Une libération de la parole publique
La Tunisie sera le berceau, et le principal laboratoire, de ces "printemps arabes" (dont rares seront les bourgeons démocratiques) qui, telle une traînée de poudre, se propageront à l’Égypte, la Libye, Bahreïn, la Syrie, et bien plus tard à l’Irak et au Liban. Le président tunisien Zine el Abidine Ben Ali sera le premier de ces autocrates honnis à tomber, le 14 janvier suivant, précédant l’Égyptien Hosni Moubarak moins d’un mois plus tard.
Depuis, la Tunisie s’est engagée sur la voie de la démocratie. Avec des réalisations concrètes : une nouvelle Constitution en 2014, des institutions solides. Et cette libération de la parole publique qui a permis l’expression du meilleur comme du pire : des émeutes violentes aux sittings pacifiques, des débats constructifs aux assassinats politiques, des insultes dévastatrices aux chamailleries superflues, de l’explosion du nombre de partis politiques (et également d’associations de la société civile) aux demandes de retour à l’ancien ordre établi…
"Nous étions plein d’espoirs, mais pas mal d’espoirs ont été déçus. Nous rêvions à la démocratie, à une meilleure justice sociale, à des emplois plus faciles à trouver. Mais hormis la démocratie formelle, qui existe et qui est incontestable, hormis la liberté d’expression, pleine et entière, la révolution n’a pas répondu à ses premières aspirations : il n’y a pas un meilleur équilibre entre les régions côtières du nord et de l’est et les régions reculées de l’intérieur du pays, le taux de chômage est presque le même qu’il y a dix ans, la moitié de l’économie est toujours informelle", résume l’essayiste Hatem Nafti, auteur de Dessine-moi une révolution (L’Harmattan, 2015) et De la révolution à la restauration, où va la Tunisie ? (Riveneuve, 2019).
Une transition menacée
Dix ans après la révolution, la Tunisie poursuit sa transition démocratique, forte de ses révolutionnaires mais lestée par les retards des chantiers, et les menaces de restauration de l’ancien régime. Car au-delà du slogan ressassé "printemps arabe, hiver islamiste", qui traduisait la tendance des partis d’obédience islamiste à dominer le champ politique au lendemain des premières élections libres, les acquis peuvent apparaître bien minces. De quoi pousser certains jeunes - et moins jeunes - à quitter le pays pour tenter une vie ailleurs et inciter d’autres à vouloir revenir en arrière, dans un système où la vie était moins compliquée.
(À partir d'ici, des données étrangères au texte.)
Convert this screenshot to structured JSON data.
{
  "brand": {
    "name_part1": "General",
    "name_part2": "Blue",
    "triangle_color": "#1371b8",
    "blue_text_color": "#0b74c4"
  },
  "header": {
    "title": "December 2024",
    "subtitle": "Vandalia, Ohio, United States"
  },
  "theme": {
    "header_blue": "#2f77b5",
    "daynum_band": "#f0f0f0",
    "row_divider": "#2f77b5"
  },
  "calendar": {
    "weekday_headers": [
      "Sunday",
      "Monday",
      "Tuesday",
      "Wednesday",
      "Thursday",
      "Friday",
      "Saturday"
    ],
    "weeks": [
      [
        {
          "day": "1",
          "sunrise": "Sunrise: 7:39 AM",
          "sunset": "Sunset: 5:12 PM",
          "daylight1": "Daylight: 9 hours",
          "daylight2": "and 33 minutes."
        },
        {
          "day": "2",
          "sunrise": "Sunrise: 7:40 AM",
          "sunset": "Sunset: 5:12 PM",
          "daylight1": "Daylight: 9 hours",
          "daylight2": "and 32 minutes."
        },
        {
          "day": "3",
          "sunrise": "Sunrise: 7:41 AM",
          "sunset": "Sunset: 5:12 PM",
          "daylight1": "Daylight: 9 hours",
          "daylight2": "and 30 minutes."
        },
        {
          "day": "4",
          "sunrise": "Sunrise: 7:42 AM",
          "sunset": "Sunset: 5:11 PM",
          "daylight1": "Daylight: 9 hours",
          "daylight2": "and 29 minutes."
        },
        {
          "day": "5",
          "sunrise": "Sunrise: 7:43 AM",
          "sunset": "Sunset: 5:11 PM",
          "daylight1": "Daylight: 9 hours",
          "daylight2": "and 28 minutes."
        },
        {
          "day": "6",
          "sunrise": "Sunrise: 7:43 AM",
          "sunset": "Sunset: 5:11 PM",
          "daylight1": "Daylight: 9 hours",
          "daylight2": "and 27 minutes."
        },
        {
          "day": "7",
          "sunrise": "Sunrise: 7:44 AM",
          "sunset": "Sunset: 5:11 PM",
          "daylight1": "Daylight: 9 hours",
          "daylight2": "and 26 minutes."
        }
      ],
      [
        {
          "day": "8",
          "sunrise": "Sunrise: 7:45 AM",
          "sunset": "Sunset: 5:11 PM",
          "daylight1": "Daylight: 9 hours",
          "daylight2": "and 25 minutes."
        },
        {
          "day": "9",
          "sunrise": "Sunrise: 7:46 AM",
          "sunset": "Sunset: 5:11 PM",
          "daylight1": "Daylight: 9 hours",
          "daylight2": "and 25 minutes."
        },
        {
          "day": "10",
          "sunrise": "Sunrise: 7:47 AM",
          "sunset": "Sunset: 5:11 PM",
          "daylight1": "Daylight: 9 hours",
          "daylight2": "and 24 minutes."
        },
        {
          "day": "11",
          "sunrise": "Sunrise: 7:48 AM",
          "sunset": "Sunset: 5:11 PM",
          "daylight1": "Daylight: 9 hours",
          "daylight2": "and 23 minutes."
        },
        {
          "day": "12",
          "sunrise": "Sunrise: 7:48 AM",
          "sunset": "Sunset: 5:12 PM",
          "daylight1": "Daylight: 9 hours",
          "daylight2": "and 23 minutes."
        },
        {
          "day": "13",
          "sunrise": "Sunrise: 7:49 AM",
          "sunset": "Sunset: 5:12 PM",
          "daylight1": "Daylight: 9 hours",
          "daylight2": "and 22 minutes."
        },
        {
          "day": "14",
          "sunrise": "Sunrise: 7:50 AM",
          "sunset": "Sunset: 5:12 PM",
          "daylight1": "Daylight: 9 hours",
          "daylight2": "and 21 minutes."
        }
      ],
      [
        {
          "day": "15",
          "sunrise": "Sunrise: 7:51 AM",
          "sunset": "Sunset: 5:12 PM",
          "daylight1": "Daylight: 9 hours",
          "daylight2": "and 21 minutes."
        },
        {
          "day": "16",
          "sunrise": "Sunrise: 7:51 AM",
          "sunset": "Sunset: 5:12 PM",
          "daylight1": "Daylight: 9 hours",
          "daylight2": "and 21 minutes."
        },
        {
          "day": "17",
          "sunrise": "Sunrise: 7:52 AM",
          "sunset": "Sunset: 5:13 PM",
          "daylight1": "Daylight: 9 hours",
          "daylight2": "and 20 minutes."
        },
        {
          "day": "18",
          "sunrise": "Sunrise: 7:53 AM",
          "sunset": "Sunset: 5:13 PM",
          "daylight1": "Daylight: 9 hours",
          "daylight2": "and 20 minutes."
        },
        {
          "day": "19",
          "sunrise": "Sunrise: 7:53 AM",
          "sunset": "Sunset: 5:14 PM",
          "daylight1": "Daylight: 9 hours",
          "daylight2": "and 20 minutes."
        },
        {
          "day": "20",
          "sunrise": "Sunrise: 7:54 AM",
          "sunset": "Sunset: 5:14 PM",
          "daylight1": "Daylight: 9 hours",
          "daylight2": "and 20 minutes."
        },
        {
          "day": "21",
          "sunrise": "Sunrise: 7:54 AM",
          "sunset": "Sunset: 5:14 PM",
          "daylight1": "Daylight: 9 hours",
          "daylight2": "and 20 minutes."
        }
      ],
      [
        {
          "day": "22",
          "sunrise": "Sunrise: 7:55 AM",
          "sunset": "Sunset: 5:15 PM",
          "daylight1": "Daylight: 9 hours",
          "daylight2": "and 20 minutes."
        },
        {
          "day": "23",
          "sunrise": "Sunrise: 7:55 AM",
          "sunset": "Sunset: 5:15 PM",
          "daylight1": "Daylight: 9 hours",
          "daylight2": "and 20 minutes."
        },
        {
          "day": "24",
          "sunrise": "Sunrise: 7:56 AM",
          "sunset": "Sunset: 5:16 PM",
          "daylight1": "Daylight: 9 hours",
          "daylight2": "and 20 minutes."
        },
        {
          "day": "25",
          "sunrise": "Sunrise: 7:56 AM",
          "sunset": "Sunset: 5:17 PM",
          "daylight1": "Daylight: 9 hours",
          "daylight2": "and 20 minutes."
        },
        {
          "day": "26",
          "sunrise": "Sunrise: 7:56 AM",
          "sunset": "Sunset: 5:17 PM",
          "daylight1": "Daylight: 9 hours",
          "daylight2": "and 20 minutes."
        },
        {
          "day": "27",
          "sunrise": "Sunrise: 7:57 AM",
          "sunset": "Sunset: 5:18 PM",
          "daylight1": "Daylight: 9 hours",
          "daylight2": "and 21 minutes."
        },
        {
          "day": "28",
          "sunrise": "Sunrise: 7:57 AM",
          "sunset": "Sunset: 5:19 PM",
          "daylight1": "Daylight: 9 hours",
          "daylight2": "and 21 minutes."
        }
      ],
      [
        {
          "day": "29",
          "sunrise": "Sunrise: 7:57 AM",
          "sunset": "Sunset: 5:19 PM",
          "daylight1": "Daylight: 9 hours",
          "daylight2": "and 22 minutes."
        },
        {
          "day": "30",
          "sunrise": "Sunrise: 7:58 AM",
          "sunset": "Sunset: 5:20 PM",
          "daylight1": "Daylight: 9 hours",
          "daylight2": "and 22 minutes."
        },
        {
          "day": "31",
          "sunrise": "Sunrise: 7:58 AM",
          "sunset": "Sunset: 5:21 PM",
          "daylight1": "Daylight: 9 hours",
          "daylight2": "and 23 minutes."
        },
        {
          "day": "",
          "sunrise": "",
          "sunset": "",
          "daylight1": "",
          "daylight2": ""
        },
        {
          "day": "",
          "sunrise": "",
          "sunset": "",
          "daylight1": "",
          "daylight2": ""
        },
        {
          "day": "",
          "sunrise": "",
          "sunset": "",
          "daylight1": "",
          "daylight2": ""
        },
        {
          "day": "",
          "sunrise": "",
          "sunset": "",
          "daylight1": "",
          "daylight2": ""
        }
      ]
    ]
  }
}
Pourtant, après avoir connu une crise politique qui a failli dégénérer en guerre civile, bien qu’empêtrée dans une crise économique et sociale durable, "la plus grave depuis que la Tunisie est indépendante" selon M. Nafti, le plus petit pays du Maghreb est désormais le seul parmi tous ceux qui ont fait leur "printemps" à tirer son épingle du jeu. Le seul à avoir poussé aussi loin sa révolution dans la voie d’une démocratisation. Envers et contre tout.